终于也是到了胜者结算的时刻,在妥善安顿了逝者家眷抚恤之后。
张闲将小旗的营补提至2两一月,总旗是5两一月,而昔日招募入闲人旗的营兵,也正式升格为户所兵丁,在兵部享有名册,可领正规兵丁月饷。
等于说哪怕是在闲人营为卒,一个月就有一两400文的俸禄,妥妥高级工匠的收益水平。
而最重要的是,张闲更是拿出了一大笔钱,给每一位闲人旗兄弟发放了50两的赏银。当那雪白的大元宝握在手里的时候,多少人控制不住的又哭又笑。
许多人此生都没有拥有过如此多的银子,过去的时光里,多少人都还在为一口饱饭而疲于奔命,或拖粪或为奴或当炮灰或流离失所。
闲人旗的训练苦,战场苦,但只要活着,就能尝到银子的甜,那种可以掌握人生的感觉,就是手头那沉甸甸的滋味。

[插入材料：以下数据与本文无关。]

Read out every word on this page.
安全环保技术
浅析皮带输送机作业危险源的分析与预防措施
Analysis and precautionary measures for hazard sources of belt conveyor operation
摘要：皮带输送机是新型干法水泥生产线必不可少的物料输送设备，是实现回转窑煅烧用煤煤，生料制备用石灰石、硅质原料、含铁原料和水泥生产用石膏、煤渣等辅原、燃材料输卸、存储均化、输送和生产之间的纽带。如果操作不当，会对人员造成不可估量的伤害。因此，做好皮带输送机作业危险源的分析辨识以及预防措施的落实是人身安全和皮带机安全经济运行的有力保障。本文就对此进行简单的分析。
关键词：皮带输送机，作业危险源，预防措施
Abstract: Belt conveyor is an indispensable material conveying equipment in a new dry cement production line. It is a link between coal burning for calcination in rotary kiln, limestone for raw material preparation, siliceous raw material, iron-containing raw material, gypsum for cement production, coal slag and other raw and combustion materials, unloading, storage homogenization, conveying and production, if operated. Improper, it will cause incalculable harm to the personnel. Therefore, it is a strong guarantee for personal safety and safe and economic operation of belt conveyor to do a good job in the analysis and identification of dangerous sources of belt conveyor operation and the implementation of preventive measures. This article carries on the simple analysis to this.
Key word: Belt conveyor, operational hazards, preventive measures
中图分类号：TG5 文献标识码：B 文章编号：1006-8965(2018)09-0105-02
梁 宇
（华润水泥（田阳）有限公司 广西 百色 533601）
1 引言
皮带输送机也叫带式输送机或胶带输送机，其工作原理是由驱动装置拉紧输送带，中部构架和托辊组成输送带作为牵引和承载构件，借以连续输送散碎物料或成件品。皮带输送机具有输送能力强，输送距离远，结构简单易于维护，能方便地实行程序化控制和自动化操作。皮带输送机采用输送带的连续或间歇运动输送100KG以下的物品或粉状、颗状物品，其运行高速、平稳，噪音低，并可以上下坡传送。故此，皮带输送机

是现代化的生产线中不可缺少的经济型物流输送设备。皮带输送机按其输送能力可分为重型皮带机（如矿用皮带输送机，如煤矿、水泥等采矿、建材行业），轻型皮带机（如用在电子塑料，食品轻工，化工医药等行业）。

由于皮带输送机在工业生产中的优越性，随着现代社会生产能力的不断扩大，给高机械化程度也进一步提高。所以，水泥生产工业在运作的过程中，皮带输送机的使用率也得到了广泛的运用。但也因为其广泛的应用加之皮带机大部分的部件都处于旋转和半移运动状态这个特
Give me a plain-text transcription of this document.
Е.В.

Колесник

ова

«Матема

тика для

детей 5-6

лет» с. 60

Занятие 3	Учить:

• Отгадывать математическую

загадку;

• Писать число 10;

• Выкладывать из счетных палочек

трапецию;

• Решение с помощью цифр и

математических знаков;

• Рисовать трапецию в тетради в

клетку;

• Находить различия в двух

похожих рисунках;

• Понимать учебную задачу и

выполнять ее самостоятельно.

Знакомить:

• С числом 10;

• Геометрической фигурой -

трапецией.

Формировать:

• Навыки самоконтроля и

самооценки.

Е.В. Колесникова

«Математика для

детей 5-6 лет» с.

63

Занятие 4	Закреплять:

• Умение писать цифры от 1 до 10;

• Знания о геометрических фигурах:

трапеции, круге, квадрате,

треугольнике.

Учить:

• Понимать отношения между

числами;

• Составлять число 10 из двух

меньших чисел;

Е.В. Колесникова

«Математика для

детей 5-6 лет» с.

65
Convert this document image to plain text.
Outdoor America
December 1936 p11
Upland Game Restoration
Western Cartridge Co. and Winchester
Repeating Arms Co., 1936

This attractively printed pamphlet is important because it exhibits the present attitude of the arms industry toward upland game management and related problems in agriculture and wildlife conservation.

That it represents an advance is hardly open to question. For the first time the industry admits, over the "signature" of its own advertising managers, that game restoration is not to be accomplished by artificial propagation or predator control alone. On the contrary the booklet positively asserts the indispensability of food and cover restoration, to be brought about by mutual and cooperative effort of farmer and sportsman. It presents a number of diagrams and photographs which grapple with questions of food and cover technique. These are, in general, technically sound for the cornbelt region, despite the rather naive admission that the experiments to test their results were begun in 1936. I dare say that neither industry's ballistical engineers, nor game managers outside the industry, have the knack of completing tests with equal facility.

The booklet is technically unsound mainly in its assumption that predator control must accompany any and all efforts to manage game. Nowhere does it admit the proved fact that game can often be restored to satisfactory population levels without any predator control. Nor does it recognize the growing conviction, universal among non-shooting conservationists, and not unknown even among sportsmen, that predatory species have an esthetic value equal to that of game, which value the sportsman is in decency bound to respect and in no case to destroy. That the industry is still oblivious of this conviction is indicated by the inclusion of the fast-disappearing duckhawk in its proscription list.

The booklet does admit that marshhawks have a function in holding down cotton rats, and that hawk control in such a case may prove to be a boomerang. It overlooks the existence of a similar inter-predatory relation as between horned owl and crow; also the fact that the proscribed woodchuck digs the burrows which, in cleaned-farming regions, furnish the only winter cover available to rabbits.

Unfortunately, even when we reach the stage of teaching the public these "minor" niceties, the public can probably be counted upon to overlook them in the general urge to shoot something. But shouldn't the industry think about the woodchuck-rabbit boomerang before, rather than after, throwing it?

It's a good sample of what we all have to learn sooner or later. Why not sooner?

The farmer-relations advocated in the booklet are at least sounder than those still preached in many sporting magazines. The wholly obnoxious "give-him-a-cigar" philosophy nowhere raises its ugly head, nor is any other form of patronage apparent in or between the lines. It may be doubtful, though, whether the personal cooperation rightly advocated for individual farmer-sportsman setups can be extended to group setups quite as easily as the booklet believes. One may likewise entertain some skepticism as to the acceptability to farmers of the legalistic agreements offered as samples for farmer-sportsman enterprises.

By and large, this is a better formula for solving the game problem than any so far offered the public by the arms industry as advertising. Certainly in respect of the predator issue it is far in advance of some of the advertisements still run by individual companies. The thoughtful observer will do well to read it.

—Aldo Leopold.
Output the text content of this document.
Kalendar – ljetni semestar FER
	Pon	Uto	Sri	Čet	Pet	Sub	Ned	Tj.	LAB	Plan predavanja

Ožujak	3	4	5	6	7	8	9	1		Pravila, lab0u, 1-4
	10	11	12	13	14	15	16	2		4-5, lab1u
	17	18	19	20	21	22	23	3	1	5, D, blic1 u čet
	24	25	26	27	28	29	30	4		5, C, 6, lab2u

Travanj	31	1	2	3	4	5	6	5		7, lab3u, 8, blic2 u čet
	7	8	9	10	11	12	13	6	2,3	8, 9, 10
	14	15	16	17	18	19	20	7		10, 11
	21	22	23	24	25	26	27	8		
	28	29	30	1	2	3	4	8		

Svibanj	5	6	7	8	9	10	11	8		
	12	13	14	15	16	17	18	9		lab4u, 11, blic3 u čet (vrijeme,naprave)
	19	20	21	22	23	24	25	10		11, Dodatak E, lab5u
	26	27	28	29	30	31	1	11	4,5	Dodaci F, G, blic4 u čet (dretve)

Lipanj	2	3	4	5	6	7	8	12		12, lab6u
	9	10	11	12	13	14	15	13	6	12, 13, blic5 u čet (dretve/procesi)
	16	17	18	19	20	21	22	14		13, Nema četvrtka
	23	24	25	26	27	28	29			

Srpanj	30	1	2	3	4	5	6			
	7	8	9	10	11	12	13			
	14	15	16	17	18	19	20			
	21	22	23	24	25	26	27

此刻,他们不再是能被呼来喝去的小卒,可以置办田产,寻媒婆说亲,娶妻生子不在话下。哪怕以后可能会战死,但头儿从未遗忘死去兄弟的抚恤,家人子孙也都能获得庇佑,无任何后顾之忧。
古人云:女为悦己者容、士为知己者死。何为悦己与知己?肯给钱的,都算。
犒赏完旧部之后,张闲则遇见了第一个难题――扩充兵源。
诚然,闲人营有闲人闪送这预备役训练营可以用,但前面张闲已经把梅六这一波给筛选了出来。剩下的人里,能填充普通兵卒的,暂时也只选出了20人,新进成立的闲人营连一半都凑不齐。
崇祯7年八月十五,中秋,张闲整理了一下行囊,带上了老鬼和癞何,外加凌霄,三人出户所,向北行去。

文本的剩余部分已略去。